Arizona motorists may soon have to obtain — and pay for — more insurance coverage.

Legislation sponsored by Rep. Ethan Orr, R-Tucson, would make it illegal to operate a motor vehicle without insurance that provides at least $25,000 for any individual injured. The current minimum is just $15,000.

Similarly, coverage for injuries to multiple victims in any one mishap would have to go from $30,000 to $50,000.
Motorists would need to purchase at least $20,000 coverage for property damage to things like someone else’s vehicle or a city-owned streetlight, double the current figure.

Orr conceded the move will mean increased costs for those who now carry just the bare minimum, and estimates from various sources say the average would be anywhere from $50 to $100 more a year. But he said the move is long overdue.

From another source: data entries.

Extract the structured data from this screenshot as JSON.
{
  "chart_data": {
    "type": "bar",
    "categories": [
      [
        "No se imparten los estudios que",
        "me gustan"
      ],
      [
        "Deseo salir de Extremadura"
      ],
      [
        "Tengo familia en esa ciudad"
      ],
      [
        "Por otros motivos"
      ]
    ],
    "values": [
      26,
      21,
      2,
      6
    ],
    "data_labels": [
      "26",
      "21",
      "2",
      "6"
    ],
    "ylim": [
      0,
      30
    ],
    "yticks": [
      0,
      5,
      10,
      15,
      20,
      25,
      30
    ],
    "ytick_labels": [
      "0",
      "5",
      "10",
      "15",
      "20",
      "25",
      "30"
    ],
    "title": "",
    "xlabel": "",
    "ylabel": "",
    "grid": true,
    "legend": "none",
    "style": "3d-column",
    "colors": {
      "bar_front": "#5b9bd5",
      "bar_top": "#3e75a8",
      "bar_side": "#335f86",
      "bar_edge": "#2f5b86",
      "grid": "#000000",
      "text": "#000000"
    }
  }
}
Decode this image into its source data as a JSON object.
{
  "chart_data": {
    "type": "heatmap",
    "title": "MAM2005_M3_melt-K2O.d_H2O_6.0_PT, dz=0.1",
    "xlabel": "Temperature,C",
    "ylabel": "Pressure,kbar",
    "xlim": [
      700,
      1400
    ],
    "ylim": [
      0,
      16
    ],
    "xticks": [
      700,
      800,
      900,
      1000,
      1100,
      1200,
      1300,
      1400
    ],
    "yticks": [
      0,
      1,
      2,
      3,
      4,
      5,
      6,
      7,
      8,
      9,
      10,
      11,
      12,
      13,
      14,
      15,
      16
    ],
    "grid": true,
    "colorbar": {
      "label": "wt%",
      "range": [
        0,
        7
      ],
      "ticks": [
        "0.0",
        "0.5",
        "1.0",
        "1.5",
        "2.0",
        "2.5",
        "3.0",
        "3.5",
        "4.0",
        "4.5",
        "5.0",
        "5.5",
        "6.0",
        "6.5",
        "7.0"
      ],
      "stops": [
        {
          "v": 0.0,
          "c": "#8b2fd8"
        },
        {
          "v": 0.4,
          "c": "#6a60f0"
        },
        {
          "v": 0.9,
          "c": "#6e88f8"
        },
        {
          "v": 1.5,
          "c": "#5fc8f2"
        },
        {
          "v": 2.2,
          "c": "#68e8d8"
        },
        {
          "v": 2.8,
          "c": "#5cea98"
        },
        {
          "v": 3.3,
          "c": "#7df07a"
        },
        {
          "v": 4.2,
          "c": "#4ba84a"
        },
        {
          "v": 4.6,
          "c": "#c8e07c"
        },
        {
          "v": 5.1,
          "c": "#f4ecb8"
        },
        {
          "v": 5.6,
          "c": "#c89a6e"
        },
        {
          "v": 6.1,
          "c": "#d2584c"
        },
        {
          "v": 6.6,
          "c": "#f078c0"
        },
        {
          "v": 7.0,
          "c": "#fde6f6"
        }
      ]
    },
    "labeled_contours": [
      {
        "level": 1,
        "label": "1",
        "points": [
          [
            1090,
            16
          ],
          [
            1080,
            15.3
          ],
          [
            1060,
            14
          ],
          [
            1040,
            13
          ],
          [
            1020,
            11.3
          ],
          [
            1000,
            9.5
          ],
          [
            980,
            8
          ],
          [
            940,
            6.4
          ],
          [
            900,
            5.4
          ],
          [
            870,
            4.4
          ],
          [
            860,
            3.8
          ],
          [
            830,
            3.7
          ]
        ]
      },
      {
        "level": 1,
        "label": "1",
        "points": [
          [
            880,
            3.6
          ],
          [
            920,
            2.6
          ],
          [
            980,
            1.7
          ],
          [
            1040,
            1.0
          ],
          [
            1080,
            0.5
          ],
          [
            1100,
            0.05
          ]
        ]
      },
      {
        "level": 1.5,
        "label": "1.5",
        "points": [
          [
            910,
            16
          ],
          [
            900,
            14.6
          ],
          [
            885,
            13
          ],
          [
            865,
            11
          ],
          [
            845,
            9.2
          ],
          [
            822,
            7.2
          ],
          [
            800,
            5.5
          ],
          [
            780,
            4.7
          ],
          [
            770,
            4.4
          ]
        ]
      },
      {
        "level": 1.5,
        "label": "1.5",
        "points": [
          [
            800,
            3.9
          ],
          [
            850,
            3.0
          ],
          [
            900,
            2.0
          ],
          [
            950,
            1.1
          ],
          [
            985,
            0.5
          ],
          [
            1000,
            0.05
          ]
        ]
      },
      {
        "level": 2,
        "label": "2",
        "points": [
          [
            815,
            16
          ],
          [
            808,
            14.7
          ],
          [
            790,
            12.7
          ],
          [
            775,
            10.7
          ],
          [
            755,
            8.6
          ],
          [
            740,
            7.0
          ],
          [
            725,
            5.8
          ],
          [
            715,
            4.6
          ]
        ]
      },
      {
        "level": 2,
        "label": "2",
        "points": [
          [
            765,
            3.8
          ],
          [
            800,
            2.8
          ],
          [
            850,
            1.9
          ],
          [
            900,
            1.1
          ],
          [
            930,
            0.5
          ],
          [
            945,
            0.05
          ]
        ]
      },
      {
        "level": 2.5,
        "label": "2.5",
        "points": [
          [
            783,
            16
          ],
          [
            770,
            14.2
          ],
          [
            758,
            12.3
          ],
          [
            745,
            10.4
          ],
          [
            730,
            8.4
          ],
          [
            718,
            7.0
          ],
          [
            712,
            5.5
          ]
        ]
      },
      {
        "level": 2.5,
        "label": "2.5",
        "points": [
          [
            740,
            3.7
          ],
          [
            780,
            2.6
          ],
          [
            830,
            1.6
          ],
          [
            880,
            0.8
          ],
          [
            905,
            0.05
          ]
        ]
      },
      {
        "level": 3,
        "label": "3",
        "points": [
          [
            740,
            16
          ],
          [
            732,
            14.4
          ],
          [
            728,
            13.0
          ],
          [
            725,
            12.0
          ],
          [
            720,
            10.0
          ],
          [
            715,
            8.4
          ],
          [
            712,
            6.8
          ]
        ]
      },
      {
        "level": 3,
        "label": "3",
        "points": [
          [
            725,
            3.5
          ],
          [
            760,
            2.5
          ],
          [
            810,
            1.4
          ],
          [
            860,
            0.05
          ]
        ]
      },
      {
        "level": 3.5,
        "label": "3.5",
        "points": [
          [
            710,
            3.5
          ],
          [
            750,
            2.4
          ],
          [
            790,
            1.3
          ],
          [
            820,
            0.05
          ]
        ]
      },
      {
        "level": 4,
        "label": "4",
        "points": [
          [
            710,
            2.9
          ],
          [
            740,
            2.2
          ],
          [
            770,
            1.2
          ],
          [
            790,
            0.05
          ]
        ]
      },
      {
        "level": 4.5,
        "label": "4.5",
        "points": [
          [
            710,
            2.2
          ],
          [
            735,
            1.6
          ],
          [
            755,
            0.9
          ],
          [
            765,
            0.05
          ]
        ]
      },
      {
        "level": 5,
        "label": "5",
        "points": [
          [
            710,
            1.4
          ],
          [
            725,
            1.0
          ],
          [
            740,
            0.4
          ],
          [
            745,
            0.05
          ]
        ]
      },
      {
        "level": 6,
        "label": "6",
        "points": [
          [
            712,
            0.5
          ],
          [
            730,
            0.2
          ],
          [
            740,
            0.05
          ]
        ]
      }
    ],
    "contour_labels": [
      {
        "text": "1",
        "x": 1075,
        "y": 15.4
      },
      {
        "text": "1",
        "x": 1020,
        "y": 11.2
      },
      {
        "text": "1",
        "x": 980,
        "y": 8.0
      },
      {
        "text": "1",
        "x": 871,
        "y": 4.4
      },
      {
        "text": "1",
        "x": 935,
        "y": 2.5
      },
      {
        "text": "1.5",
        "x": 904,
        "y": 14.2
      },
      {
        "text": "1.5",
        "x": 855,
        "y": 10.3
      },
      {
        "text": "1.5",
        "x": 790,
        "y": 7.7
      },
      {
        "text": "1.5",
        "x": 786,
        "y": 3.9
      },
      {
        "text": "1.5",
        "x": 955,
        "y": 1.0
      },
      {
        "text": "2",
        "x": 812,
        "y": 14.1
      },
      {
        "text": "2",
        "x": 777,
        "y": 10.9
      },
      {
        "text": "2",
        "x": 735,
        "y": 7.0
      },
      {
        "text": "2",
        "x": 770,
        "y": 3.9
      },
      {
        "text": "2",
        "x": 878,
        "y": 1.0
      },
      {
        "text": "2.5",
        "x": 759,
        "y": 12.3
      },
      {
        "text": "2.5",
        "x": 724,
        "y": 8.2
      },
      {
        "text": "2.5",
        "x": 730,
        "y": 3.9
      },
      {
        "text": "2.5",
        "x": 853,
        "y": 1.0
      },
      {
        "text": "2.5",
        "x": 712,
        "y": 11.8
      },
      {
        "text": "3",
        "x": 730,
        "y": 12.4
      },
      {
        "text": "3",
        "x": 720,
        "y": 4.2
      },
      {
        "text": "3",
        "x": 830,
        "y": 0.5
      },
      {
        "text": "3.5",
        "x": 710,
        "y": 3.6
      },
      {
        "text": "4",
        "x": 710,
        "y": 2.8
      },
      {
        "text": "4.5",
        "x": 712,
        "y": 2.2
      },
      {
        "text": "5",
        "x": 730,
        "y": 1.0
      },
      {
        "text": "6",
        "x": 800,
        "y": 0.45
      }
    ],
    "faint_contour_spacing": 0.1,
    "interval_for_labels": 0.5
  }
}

“It hasn’t been changed in 42 years,” he said. “If we’re going to have a law that makes other people feel safe because other people have insurance on the road, that law should be tied to the times.”

Orr said the current minimums are not enough to ensure that those liable for accidents have adequate coverage to pay the expenses of those they hurt.

“But we’re telling them it is adequate insurance,” he continued. “So by raising it, we give them the true level of security and safety they deserve.”

Attorney Geoff Trachtenberg, who is helping craft the bill, said what $15,000 covered in medical bills 42 years ago would probably take $80,000 now. Ditto the ability to replace a vehicle totaled by someone else — Trachtenberg said a Ford Gran Torino, one of the most popular cars in 1972, cost about $4,500.